Geneva: The UN High Commissioner for Human Rights Michelle Bachelet concluded her six-day trip to China on Saturday, 28 May. The High Commissioner stressed the importance of protecting linguistics, religious and cultural identity of the Tibetan people at the end of her mission’s statement.

The High Commissioner’s trip to China for the first time since 2005 has largely disappointed the human rights defenders due to the Commissioner’s failure to assess the scale of rights violation perpetrated by China.

“On the Tibet Autonomous Region, it is important the linguistic, religious and cultural identity of Tibetans be protected, and that Tibetan people are allowed to participate fully and freely in decisions about their religious life and for dialogue to take place,” she said in her statement from Guangzhou at the end of her tour.

With regard to situation of Tibetan people under Chinese oppression, the High Commissioner said in the end of the mission’s statement that “it is important the linguistic, religious and cultural identity of Tibetans be protected, and that Tibetan people are allowed to participate fully and freely in making decisions about their religious life and for dialogue to take place”.

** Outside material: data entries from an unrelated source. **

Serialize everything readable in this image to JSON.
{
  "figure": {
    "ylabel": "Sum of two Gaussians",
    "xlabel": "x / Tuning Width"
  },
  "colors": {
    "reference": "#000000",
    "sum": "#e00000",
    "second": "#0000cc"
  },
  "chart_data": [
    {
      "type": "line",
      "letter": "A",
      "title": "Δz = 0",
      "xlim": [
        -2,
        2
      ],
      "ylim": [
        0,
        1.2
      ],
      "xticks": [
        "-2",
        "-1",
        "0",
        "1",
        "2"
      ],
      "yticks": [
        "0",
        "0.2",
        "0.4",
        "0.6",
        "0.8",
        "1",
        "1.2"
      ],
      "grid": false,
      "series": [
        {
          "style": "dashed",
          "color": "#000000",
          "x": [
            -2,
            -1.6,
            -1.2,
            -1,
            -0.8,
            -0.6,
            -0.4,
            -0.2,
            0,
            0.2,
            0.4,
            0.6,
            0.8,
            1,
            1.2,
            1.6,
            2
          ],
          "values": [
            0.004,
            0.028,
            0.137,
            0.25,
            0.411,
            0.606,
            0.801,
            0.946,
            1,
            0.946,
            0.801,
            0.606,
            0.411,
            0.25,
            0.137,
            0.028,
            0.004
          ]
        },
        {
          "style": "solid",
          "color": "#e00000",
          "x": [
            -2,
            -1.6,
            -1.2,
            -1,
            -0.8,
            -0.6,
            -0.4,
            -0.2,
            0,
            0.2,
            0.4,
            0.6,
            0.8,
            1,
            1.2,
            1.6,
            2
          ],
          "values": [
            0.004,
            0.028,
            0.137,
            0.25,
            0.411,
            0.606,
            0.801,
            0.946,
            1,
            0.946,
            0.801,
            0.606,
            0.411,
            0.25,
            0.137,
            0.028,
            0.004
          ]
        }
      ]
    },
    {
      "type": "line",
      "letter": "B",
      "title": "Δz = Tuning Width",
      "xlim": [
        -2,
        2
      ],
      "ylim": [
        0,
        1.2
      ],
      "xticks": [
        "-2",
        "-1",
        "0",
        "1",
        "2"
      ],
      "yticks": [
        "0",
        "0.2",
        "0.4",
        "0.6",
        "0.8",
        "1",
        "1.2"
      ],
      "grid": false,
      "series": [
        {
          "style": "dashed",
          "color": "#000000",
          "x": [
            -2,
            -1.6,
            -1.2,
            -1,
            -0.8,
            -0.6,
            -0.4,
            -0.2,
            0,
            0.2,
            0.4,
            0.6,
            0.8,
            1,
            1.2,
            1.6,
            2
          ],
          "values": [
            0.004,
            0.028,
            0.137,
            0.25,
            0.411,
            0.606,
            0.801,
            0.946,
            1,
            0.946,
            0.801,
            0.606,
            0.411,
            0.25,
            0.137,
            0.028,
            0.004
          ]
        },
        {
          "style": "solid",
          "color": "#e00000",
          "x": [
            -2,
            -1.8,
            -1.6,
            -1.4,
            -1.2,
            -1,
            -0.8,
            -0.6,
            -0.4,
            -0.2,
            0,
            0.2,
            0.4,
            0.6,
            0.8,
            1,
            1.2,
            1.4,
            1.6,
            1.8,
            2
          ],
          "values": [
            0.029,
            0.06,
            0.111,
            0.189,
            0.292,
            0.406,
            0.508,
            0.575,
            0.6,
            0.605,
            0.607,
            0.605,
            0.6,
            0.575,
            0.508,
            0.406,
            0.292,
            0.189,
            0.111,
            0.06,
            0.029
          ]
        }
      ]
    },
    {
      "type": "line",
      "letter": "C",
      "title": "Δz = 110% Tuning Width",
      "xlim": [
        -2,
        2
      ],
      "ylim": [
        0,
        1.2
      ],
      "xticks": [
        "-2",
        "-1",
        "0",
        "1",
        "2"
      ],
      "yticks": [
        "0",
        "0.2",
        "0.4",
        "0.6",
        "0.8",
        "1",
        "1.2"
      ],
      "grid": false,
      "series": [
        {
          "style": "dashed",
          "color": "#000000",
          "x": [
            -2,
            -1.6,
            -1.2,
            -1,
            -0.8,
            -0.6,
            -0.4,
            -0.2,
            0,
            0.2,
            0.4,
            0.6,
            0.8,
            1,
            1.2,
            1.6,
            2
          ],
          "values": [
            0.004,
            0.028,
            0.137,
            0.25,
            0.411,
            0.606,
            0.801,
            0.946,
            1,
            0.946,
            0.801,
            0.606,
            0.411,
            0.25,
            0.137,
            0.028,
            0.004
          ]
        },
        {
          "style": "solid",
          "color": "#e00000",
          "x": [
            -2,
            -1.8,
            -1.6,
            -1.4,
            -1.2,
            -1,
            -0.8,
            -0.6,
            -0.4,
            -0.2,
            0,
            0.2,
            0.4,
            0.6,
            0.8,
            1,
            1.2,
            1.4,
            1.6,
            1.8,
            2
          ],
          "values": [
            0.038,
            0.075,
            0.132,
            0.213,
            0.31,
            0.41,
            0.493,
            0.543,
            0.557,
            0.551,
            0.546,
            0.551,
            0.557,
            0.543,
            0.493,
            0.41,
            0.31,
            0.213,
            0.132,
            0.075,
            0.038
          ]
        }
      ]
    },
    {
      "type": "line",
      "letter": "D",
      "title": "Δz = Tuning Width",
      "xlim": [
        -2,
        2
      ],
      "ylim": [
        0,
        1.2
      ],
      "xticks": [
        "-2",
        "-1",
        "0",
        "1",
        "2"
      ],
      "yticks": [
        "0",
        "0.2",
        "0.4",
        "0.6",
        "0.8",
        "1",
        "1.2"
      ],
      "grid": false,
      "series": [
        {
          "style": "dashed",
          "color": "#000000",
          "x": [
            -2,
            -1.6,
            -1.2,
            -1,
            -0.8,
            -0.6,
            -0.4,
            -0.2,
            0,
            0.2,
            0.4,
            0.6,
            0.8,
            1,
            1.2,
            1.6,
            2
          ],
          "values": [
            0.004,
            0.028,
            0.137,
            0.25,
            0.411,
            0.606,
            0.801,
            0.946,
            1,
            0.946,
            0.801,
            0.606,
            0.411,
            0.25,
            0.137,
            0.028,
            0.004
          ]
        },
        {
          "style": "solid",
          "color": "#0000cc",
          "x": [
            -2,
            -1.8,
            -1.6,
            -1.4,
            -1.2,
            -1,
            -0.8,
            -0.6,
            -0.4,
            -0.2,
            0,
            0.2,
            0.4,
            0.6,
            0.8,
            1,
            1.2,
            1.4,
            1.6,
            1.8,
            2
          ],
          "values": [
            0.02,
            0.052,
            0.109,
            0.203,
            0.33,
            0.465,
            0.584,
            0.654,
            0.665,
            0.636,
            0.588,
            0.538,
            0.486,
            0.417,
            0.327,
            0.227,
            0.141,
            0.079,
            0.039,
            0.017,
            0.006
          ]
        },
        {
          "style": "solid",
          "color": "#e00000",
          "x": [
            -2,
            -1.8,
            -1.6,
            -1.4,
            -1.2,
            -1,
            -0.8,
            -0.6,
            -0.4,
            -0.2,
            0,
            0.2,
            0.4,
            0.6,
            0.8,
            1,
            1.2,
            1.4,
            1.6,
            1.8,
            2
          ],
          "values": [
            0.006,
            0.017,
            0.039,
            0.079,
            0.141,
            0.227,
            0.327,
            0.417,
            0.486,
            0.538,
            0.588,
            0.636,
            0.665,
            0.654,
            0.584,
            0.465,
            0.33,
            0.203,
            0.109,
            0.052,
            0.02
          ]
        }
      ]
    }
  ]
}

In particular, she has stressed the importance of Tibetan children being taught in their own mother tongue in their own family and community settings. “I discussed education policies in the Tibet Autonomous Region and stressed the importance of children learning in their own language and culture in the setting of their families or communities,” she said in her statement.

Under President Xi Jinping’s renewed and much more stringent and coercive Sinicization move, China has made Mandarin Chinese the only medium of instruction in schools in Tibet even for kindergarten children. Privately-run schools and coaching Centre’s teaching Tibetan language and culture have been shut down with their buildings demolished in some cases.

China also now requires Tibetan Buddhist religious texts to be translated into Mandarin Chinese so that student monks and nuns should learn and speak with each other only in this so-called common national language rather than in their own mother tongue.